Tecleo el numero en mi celular.
—¿Cómo les fue?
—Todo en orden Patrón —informo —necesitaré un nuevo compañero —continuo con frialdad —los putos estaban armados y mataron al homie.
—Bien, no te preocupes ahora por eso —responde el Patrón al otro lado del aparato —necesito que vueles a Madrid.
—¿Madrid?
—Si, tenemos un par de asuntos que resolver allá.
—Lo que usted disponga Patrón —digo sin dudar.
—Volarás mañana mismo desde Ciudad de México, los muchachos se encargarán de todo.
El Patrón cuelga sin despedirse. Apoyo la cabeza en el reposacabezas y aspiro el aire fresco nocturno por la nariz. Permanezco con los ojos cerrados escuchando el ronroneo del motor del carro en mitad de la larga calle, las sirenas de la policía suenan en la lejanía.

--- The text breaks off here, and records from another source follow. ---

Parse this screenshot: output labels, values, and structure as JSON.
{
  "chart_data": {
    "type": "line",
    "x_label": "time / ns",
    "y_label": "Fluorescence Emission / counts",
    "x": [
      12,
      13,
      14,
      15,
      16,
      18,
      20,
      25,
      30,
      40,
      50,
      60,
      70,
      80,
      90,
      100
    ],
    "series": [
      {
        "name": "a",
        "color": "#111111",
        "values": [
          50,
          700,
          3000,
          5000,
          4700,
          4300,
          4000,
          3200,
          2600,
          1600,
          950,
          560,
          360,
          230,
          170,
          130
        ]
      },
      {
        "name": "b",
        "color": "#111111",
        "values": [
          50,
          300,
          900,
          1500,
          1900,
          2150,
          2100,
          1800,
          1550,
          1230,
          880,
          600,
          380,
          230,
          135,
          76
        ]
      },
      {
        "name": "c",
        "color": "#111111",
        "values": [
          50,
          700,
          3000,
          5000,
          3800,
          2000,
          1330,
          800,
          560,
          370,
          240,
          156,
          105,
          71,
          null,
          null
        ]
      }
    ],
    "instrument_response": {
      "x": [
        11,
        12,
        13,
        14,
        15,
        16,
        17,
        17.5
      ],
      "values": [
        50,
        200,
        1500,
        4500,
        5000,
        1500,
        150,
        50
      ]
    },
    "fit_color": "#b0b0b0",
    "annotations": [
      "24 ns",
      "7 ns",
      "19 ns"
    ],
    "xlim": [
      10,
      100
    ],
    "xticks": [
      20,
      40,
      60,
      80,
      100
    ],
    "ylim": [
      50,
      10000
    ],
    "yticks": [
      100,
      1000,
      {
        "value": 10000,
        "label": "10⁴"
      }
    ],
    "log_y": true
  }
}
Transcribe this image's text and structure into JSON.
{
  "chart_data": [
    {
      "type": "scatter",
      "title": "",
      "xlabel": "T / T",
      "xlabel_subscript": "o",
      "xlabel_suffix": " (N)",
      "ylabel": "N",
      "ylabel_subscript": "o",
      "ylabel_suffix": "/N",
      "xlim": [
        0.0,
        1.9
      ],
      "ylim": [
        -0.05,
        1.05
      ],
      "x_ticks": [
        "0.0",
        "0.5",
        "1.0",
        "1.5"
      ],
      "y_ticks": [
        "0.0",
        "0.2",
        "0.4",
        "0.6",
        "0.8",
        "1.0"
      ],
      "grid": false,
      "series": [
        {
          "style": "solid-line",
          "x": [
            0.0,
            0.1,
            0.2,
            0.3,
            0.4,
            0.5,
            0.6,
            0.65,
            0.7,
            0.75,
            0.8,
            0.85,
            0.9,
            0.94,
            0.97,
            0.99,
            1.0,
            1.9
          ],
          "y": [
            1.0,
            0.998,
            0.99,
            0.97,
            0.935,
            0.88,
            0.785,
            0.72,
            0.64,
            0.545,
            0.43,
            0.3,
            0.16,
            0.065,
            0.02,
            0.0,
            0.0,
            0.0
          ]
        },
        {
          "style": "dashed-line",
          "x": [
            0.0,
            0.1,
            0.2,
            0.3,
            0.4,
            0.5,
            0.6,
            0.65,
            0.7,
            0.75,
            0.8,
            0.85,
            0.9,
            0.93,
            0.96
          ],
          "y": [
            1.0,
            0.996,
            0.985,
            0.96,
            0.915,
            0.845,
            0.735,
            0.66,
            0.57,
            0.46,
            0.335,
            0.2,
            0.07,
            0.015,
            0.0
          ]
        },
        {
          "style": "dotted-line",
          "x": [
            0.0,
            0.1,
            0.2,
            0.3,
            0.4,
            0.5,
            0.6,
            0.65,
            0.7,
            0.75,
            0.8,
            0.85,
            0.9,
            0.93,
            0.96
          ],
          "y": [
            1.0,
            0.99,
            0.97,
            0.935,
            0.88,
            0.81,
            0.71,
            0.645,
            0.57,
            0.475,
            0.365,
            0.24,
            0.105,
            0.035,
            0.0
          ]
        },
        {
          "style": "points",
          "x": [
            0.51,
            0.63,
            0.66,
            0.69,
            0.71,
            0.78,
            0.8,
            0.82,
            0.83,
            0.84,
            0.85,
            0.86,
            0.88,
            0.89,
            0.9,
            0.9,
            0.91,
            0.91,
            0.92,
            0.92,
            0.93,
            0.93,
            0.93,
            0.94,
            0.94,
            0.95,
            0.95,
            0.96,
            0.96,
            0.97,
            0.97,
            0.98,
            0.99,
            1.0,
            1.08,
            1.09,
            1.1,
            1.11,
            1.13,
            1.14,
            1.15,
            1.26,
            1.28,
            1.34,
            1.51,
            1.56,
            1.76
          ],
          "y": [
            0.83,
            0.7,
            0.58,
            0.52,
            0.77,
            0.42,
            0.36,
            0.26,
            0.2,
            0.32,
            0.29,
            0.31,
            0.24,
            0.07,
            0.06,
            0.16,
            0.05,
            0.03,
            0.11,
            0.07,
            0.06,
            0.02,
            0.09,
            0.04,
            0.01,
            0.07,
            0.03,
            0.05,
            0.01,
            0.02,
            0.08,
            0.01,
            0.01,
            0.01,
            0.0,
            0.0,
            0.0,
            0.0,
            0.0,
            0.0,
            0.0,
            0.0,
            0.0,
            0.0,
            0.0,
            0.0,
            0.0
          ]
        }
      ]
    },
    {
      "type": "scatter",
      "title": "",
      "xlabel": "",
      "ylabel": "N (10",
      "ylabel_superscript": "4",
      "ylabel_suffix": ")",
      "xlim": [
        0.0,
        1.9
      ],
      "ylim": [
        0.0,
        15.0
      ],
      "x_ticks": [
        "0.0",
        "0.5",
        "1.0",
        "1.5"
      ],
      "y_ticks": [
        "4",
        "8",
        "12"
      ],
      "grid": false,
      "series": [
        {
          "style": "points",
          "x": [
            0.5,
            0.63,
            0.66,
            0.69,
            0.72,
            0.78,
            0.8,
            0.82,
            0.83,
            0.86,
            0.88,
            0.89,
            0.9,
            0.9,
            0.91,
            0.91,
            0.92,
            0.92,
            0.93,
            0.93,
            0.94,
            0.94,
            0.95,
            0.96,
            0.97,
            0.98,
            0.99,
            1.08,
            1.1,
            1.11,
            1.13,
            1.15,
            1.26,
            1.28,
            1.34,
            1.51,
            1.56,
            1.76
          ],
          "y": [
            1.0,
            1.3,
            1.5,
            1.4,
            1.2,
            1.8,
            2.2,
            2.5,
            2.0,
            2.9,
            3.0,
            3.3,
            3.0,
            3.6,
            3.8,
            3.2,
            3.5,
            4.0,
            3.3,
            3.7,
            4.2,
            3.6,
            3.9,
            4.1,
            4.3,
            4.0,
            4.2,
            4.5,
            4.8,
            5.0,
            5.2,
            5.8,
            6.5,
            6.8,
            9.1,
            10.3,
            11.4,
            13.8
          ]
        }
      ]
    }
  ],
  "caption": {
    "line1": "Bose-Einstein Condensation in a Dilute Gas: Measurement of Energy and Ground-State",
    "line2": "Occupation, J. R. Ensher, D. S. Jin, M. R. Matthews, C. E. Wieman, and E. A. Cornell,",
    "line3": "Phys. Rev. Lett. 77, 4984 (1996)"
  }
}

Apoyo el codo en la puerta y con la ventanilla bajada me enciendo un cigarro. Mi rostro iluminado por la llama del encendedor reflejado en el espejo retrovisor. Aspiro el humo ansioso, dejando que inunde mis pulmones con su adictiva toxicidad. Debería dejar de fumar.
Marco el numero de Quetzali en la pantalla.
—¿Bueno, quién habla? —escucho la voz de mi mujer al otro lado.
—Tengo que volar a Madrid cariño —confieso sin rodeos inhalando una bocanada tras otra.
—¡Eres un pendejo! —responde mi amada tras un incomodo silencio —¡estoy harta!
—Solo serán unos días mi amor —me excuso.
El sonido del fin de la llamada me devuelve a la solitaria realidad de las duras calles de Guadalajara. Debería buscarme otro trabajo.
Saco la tarjera SIM del teléfono, la rompo por la mitad y arrojo los trozos por la ventana. Debajo del asiento una nueva tarjeta esperando a ser activada. Coloco la carcasa del celular, activo el dispositivo y entonces es cuando las veo.
En el espejo retrovisor derecho se reflejan las luces azules de los placas. Le doy una última bocanada al cigarro antes de tirarlo por la ventana al tiempo que me acomodo la nueve milímetros en la cintura a la altura de la mano derecha.